Heat Transfer Rate Optimisation of Ionanofluid Based Heat Sink Using ANSYS
Keywords:Heat sink; Ionanofluid; ANSYS; Cooling; Thermal resistance
Heat dissipation of various electrical and electronic devices has been a significant concern in the current years of modernisation. Many researchers proved that a liquid-cooled microchannel heat sink (MCHS) is an effective way of removing high heat load. Due to ionic liquids’ unique properties such as negligible volatility, non-flammability, high thermal stability, and ionic conductivity, this liquid is combined with nanofluids to synthesise a new class of potential fluids termed Ionanofluids (ionic liquid-based nanofluids). In this research, a numerical simulation of fluid flow and heat transfer characteristics of MWCNT (Multiwalled Carbon Nanotubes) based Ionanofluids as a coolant in a rectangular-shaped microchannel heat sink is analysed. The Two-step method is used for preparing the studied Ionanofluids consisting of 0.5 wt.% of MWCNT nanoparticles ultra-sonicated with a mixture of propylene glycol and 1-Butyl-3-methylimidazolium chloride ([Bmim][Cl]-ionic liquid) fluids.

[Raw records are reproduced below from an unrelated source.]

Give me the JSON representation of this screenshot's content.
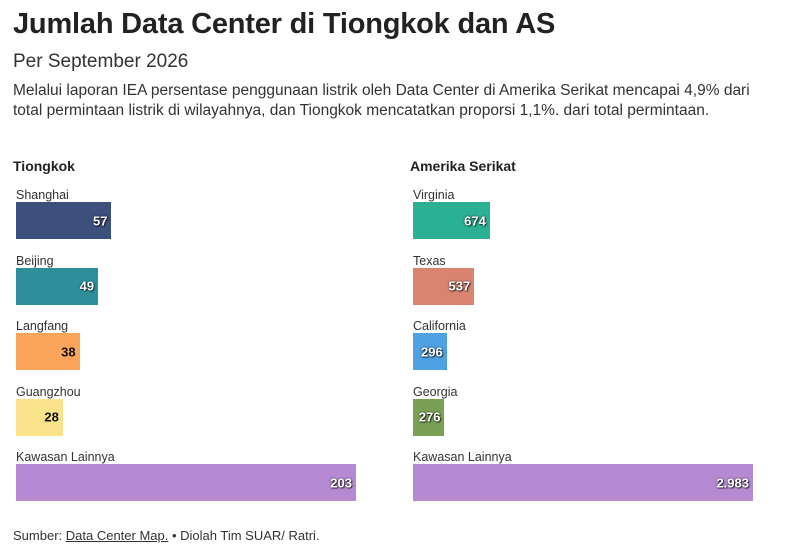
{
  "title": "Jumlah Data Center di Tiongkok dan AS",
  "subtitle": "Per September 2026",
  "description": "Melalui laporan IEA persentase penggunaan listrik oleh Data Center di Amerika Serikat mencapai 4,9% dari total permintaan listrik di wilayahnya, dan Tiongkok mencatatkan proporsi 1,1%. dari total permintaan.",
  "source": {
    "prefix": "Sumber: ",
    "link_text": "Data Center Map.",
    "suffix": " • Diolah Tim SUAR/ Ratri."
  },
  "chart_data": [
    {
      "type": "bar",
      "orientation": "horizontal",
      "title": "Tiongkok",
      "categories": [
        "Shanghai",
        "Beijing",
        "Langfang",
        "Guangzhou",
        "Kawasan Lainnya"
      ],
      "values": [
        57,
        49,
        38,
        28,
        203
      ],
      "value_labels": [
        "57",
        "49",
        "38",
        "28",
        "203"
      ],
      "colors": [
        "#3d4f7c",
        "#2e8f9a",
        "#fba55a",
        "#fae38b",
        "#b58ad2"
      ],
      "label_colors": [
        "light",
        "light",
        "dark",
        "dark",
        "light"
      ],
      "xlim": [
        0,
        203
      ]
    },
    {
      "type": "bar",
      "orientation": "horizontal",
      "title": "Amerika Serikat",
      "categories": [
        "Virginia",
        "Texas",
        "California",
        "Georgia",
        "Kawasan Lainnya"
      ],
      "values": [
        674,
        537,
        296,
        276,
        2983
      ],
      "value_labels": [
        "674",
        "537",
        "296",
        "276",
        "2.983"
      ],
      "colors": [
        "#2bb093",
        "#d98371",
        "#4ea1e2",
        "#7aa055",
        "#b58ad2"
      ],
      "label_colors": [
        "light",
        "light",
        "light",
        "light",
        "light"
      ],
      "xlim": [
        0,
        2983
      ]
    }
  ]
}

Copper micro channelled heat sink comprising 1 m channel height, 25 μm of channel diameter, and 0.7 m channel width is modelled and simulated with ANSYS-Fluent. The results showed that the heat transfer coefficient increases about 11.4% while the thermal resistance decreases about 15.18% by using the proposed ionanofluids with the concentration of 0.5 wt.% at Re=2000 compared with that of an MCHS with propylene glycol. Moreover, the pressure drop along the studied MCHS increased up to a maximum of 30 kPa for higher heat gradients. Ionanofluids decreased the thermal resistance and temperature difference between the heated surface of the MCHS and Ionanofluids inlet to a greater extent when validated with pure base fluid and previous studies. From the simulated results, a better cooling performance is observed with Ionanofluids compared to pure propylene glycol (PG) for the proposed microchannel heat sink.